As of Wednesday, the state has reported 554,237 confirmed cases and 14,411 deaths linked to the virus. But 463,106 residents are considered recovered.

Michigan saw a surge in cases in November that spurred Whitmer's administration to suspend indoor dining at restaurants, in-person instruction at high schools and other businesses, like movie theaters. Since then, infection rates have dropped, and the administration has lifted many of the restrictions.

Senate Majority Leader Mike Shirkey talks to reporters on Sept. 11, 2019.

In recent weeks, Michigan has reported fewer new COVID-19 cases per population than neighboring states that have weaker restrictions in place, according to data from the Centers for Disease Control and Prevention.

On Feb. 1, indoor dining at restaurants is scheduled to resume with a 25% capacity limit and a 10 p.m. curfew.

Wentworth said the Feb. 1 reopening plan is "not set in stone" and restaurant owners are concerned the date will change.

"That right there is reckless," Wentworth said of the looming uncertainty facing business owners.

The state needs clarity on what the expectations are and to trust people to follow them, Shirkey said.

House Republicans are also pushing for in-person instruction at Michigan schools. Many Michigan schools are offering in-person instruction this month, but some have remained fully virtual since March.

On Wednesday, House Republicans proposed tying some school funding to in-person instruction relaunching by Feb. 15.

"Our goal is to get kids in the classroom as fast as possible. I think incentivizing that will help schools speed that up," Wentworth said.
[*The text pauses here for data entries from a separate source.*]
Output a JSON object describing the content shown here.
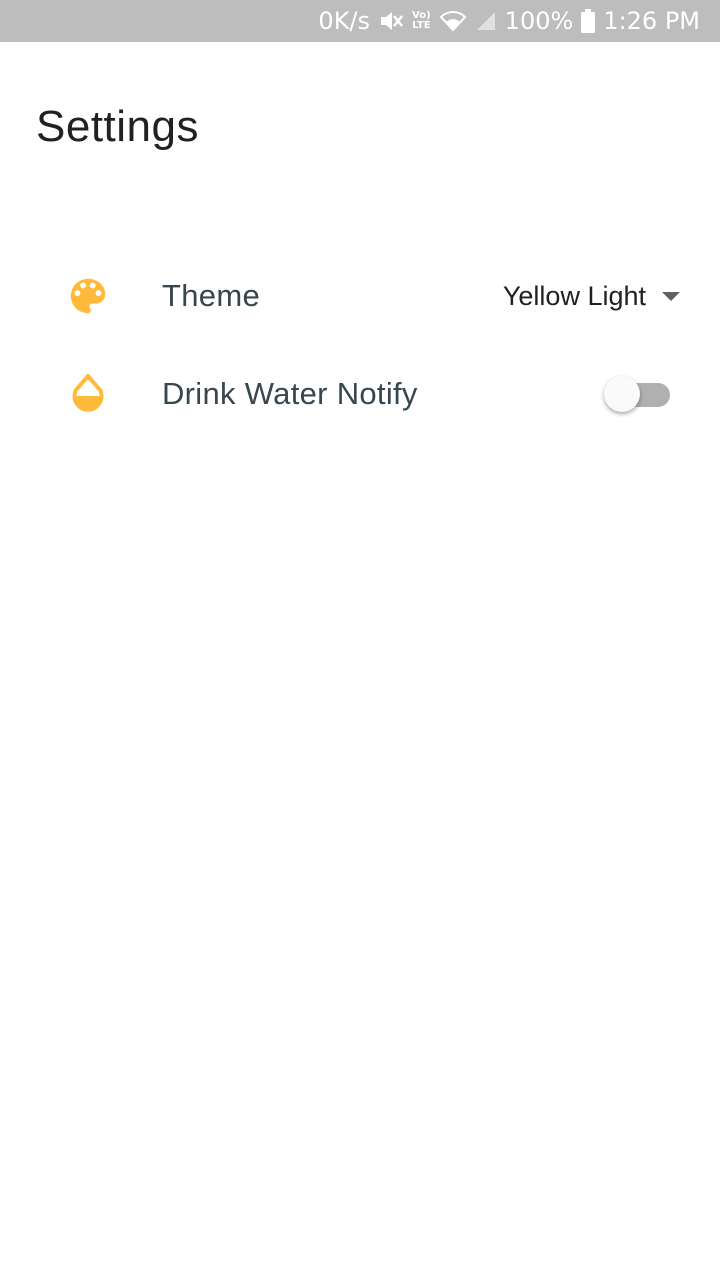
{
  "status_bar": {
    "net_speed": "0K/s",
    "lte_top": "Vo)",
    "lte_bottom": "LTE",
    "battery": "100%",
    "time": "1:26 PM"
  },
  "header": {
    "title": "Settings"
  },
  "settings": {
    "theme": {
      "label": "Theme",
      "value": "Yellow Light",
      "icon": "palette-icon"
    },
    "water": {
      "label": "Drink Water Notify",
      "enabled": false,
      "icon": "water-drop-icon"
    }
  },
  "colors": {
    "accent": "#FFBA3B",
    "status_bar": "#BDBDBD",
    "label": "#37474F"
  }
}
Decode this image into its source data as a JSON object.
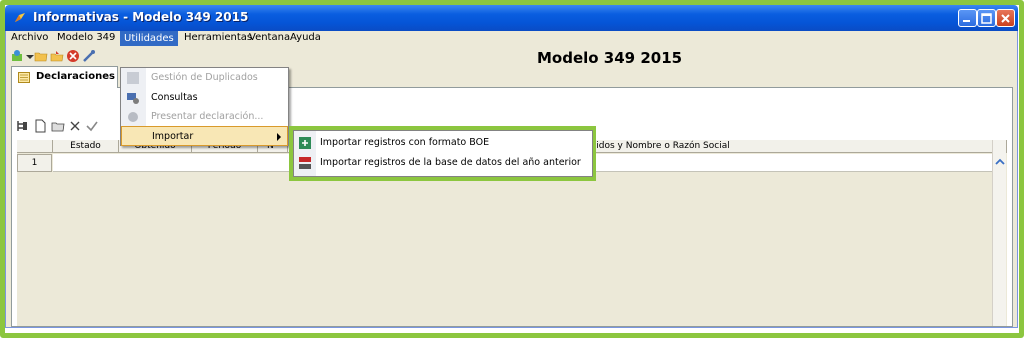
{
  "window": {
    "title": "Informativas - Modelo 349 2015"
  },
  "menubar": {
    "items": [
      "Archivo",
      "Modelo 349",
      "Utilidades",
      "Herramientas",
      "Ventana",
      "Ayuda"
    ],
    "active": "Utilidades"
  },
  "toolbar": {
    "page_title": "Modelo 349 2015"
  },
  "tabs": [
    {
      "label": "Declaraciones"
    }
  ],
  "grid": {
    "columns": [
      "Estado",
      "Obtenido",
      "Período",
      "Nº",
      "pellidos y Nombre o Razón Social"
    ],
    "rows": [
      {
        "num": "1"
      }
    ]
  },
  "utilidades_menu": {
    "items": [
      {
        "label": "Gestión de Duplicados",
        "enabled": false
      },
      {
        "label": "Consultas",
        "enabled": true
      },
      {
        "label": "Presentar declaración...",
        "enabled": false
      },
      {
        "label": "Importar",
        "enabled": true,
        "submenu": true
      }
    ]
  },
  "importar_submenu": {
    "items": [
      {
        "label": "Importar registros con formato BOE"
      },
      {
        "label": "Importar registros de la base de datos del año anterior"
      }
    ]
  },
  "colors": {
    "highlight": "#8cc63f",
    "titlebar": "#0a5ee0",
    "menu_active": "#316ac5",
    "hover": "#f8e7b5"
  }
}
The governor has encouraged schools to offer in-person instruction by March 1.

Amid the disagreements, the Michigan Senate blocked 13 of Whitmer's appointees on Wednesday while Republicans pushed for more influence on the state's COVID-19 response. Shirkey didn't rule out more appointment rejections in the future.

"Until this governor stops acting unilaterally and invests in and encourages and invites in the Legislature to be part of most of these decisions, not all but many, then we're relegated to using the tools that are available to us through our constitution and our statutes," he said.